Ballianlay and Port Bannatyne Rurals on display.

The rain got a bit heavier in the afternoon but that did not deter the hardy dog owners of Bute – as usual there was a large entry for the various classes in the dog show.


I love how the dog on the right is carefully sitting on his owner’s feet and not on the wet grass.


My favourite.

The rain started in earnest on Wednesday afternoon and has continued incessantly now for 72 hours – I think I’ll check on that half built ark we have in the basement.

Just a Load of Pretty Pictures

May 23, 2016

Life goes on.  The weather has been mixed – a beautiful ten day spell, some heavy rain and sometimes quite cold.  Hey, it is Spring on the West Coast of Scotland.  During May, VIC 32 drops into Rothesay nearly every week.  We always try to visit and when possible help with the rope catching.  Three weeks ago the Harbour Master allocated them a berth right on the end of the pier, never seen them there before.


They were allowed to stay here overnight and after the Argyle and the Bute were tied up after the last crossing, the crew and passengers from the VIC 32 were given a guided tour of the bridge and engine room of the ferry.  We heard that the next day when at Garvald Dock  it was the Waverley they were allowed to inspect while she was in dry dock.  Two special experiences for that week’s VIC passengers.
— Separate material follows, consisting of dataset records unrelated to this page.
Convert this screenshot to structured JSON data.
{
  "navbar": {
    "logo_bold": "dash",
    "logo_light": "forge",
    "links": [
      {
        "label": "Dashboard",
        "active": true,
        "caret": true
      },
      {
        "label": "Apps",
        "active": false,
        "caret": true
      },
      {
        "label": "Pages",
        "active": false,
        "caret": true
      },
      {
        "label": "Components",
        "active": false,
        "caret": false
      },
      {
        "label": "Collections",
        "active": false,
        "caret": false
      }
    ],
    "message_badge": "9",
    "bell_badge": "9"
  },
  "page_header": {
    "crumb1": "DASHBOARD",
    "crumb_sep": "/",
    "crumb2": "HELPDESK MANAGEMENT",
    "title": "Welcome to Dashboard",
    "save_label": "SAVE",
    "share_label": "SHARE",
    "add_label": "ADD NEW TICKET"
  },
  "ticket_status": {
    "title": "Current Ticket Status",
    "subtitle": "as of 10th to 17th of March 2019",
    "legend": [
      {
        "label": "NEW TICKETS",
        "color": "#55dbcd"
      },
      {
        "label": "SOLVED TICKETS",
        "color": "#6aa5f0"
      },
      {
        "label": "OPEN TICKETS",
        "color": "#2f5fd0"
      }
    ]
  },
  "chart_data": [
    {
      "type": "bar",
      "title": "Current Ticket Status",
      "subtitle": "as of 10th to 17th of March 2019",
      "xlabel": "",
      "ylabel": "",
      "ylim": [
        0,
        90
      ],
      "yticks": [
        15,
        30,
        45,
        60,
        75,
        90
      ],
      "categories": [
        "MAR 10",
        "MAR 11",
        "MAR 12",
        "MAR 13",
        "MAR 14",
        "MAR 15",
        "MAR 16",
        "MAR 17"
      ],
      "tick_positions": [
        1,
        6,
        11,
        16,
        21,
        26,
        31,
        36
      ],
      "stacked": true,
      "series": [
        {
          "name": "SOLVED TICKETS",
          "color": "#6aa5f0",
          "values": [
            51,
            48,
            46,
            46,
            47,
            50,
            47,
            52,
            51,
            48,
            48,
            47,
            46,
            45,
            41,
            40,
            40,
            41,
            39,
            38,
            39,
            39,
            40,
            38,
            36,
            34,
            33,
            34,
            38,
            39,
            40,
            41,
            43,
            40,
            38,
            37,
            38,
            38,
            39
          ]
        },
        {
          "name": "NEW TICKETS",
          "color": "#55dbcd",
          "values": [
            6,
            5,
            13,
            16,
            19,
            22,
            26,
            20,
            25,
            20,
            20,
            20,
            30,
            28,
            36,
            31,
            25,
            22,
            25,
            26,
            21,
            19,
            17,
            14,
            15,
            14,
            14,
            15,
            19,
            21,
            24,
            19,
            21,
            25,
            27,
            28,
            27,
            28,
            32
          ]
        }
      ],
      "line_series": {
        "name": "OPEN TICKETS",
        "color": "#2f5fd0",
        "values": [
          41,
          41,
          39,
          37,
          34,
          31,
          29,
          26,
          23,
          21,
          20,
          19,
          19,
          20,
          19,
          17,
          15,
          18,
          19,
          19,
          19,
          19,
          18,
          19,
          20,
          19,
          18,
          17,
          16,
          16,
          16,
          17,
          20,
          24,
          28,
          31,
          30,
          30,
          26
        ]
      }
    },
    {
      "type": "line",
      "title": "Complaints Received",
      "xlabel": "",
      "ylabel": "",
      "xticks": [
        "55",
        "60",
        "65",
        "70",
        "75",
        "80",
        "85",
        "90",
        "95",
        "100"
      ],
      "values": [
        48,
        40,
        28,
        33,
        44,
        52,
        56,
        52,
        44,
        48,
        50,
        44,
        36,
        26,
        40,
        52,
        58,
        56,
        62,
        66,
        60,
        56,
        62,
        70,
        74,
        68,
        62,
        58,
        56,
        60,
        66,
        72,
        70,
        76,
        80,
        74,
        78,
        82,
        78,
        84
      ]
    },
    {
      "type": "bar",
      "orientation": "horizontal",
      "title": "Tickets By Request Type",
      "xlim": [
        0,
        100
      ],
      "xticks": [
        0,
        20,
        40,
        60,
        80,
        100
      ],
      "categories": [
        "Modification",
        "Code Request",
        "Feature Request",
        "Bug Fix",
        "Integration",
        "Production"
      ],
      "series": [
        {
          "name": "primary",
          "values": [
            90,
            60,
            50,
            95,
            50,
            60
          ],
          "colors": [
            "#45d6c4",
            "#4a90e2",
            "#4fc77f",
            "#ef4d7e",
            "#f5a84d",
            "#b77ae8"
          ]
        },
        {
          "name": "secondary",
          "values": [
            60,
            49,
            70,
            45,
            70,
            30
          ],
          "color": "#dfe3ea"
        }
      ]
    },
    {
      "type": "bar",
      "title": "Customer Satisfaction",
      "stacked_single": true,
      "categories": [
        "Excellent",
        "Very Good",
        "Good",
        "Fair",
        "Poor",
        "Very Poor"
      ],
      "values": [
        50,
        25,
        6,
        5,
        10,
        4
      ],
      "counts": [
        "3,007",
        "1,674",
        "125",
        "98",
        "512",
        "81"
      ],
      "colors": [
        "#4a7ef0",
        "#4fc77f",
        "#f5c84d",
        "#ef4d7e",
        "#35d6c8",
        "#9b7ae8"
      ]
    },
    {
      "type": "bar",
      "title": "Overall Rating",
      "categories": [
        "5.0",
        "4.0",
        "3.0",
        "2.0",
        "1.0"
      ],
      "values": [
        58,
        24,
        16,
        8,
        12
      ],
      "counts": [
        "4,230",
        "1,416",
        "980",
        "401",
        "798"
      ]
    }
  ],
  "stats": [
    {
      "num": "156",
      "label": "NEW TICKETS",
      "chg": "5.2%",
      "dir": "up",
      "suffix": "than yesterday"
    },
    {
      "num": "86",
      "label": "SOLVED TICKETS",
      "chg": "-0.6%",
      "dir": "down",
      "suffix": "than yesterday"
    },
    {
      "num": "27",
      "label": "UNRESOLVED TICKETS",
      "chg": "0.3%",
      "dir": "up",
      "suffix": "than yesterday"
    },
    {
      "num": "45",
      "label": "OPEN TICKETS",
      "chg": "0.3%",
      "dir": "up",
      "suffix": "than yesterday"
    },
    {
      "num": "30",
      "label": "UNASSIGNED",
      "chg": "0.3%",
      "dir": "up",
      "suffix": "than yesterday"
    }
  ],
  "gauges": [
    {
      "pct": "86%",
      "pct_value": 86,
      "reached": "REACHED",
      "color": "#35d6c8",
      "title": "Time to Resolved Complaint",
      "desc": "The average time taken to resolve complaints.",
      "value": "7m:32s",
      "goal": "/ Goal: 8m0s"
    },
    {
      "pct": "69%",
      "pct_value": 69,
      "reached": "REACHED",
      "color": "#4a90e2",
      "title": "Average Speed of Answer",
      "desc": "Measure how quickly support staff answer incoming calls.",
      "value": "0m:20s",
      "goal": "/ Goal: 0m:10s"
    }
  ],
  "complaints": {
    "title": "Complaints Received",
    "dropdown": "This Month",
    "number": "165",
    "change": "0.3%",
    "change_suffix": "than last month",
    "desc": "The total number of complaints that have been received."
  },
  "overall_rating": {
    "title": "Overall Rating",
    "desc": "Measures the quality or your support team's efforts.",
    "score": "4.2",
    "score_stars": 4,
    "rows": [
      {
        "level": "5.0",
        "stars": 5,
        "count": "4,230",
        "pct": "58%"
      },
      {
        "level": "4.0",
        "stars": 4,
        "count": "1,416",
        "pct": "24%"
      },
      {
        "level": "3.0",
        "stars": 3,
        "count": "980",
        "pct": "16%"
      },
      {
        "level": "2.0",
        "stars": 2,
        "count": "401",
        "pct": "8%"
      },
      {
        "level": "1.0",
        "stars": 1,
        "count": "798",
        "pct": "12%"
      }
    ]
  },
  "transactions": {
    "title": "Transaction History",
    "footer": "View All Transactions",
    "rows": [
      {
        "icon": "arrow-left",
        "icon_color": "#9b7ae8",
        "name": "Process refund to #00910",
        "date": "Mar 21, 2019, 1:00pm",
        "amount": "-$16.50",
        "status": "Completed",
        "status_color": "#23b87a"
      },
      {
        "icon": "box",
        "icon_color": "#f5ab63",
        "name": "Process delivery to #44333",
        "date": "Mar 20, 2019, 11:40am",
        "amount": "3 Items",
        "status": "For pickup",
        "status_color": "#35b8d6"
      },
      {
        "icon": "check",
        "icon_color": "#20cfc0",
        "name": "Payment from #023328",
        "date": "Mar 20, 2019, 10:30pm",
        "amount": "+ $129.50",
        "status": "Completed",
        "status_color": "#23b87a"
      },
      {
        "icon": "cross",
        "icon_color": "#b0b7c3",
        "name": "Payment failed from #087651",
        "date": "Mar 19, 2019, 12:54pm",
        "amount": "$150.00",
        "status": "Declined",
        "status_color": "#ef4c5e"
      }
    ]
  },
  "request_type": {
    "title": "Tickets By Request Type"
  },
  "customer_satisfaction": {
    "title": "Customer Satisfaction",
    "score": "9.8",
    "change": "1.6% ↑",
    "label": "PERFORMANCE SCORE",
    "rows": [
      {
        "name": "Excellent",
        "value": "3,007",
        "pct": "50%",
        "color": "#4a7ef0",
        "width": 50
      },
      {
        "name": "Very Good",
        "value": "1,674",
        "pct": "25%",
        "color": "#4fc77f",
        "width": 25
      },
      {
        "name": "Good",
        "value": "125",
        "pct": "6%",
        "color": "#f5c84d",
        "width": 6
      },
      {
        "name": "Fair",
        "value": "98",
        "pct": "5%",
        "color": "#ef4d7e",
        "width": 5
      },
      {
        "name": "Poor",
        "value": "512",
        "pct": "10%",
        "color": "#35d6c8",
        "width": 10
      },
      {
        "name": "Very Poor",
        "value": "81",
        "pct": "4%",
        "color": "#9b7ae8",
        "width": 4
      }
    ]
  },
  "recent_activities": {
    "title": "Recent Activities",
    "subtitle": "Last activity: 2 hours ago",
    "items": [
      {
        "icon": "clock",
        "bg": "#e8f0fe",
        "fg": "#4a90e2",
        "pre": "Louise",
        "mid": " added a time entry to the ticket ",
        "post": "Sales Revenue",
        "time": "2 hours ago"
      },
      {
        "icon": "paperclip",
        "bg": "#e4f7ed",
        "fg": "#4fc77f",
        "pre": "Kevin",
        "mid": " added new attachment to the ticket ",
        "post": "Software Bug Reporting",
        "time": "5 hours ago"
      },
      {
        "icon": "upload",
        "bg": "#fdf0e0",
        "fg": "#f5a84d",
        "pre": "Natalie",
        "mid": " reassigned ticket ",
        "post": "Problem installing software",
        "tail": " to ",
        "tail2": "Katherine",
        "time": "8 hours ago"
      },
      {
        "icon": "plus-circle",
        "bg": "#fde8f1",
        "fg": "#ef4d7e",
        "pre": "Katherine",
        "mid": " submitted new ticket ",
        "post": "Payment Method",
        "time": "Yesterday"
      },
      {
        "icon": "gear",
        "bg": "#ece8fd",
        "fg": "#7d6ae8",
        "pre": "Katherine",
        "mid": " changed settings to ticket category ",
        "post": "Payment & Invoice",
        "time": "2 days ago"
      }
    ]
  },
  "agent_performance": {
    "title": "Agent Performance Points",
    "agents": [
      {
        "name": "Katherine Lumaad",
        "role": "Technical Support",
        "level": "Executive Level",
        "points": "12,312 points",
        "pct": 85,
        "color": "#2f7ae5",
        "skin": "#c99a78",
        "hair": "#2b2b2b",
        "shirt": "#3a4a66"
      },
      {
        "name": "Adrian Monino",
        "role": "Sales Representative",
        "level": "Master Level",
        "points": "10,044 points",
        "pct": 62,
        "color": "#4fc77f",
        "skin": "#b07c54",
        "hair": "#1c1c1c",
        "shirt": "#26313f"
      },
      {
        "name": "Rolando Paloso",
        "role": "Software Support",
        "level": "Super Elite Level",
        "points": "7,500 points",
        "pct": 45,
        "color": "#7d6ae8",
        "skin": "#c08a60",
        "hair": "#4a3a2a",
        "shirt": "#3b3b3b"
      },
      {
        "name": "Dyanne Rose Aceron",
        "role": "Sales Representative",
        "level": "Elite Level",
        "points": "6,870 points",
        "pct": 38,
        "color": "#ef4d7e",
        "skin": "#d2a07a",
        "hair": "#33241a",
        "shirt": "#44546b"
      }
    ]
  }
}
Some of the SAS walks this spring have been on quite cold overcast evenings but the recent trip to Kilmichael Burial Ground was absolutely gorgeous.


The West Kyles


Others Enjoying the Evening Sunshine


Looking for Relatives



Arran in the Background

We had a fun filled evening at the Church Centre taking part in a Fund raising Quiz Night – the questions weren’t too hard but lots of good food, wine, excellent company and much laughter.  It was a hot evening and the fire escape door was open for ventilation, I took these photographs from there.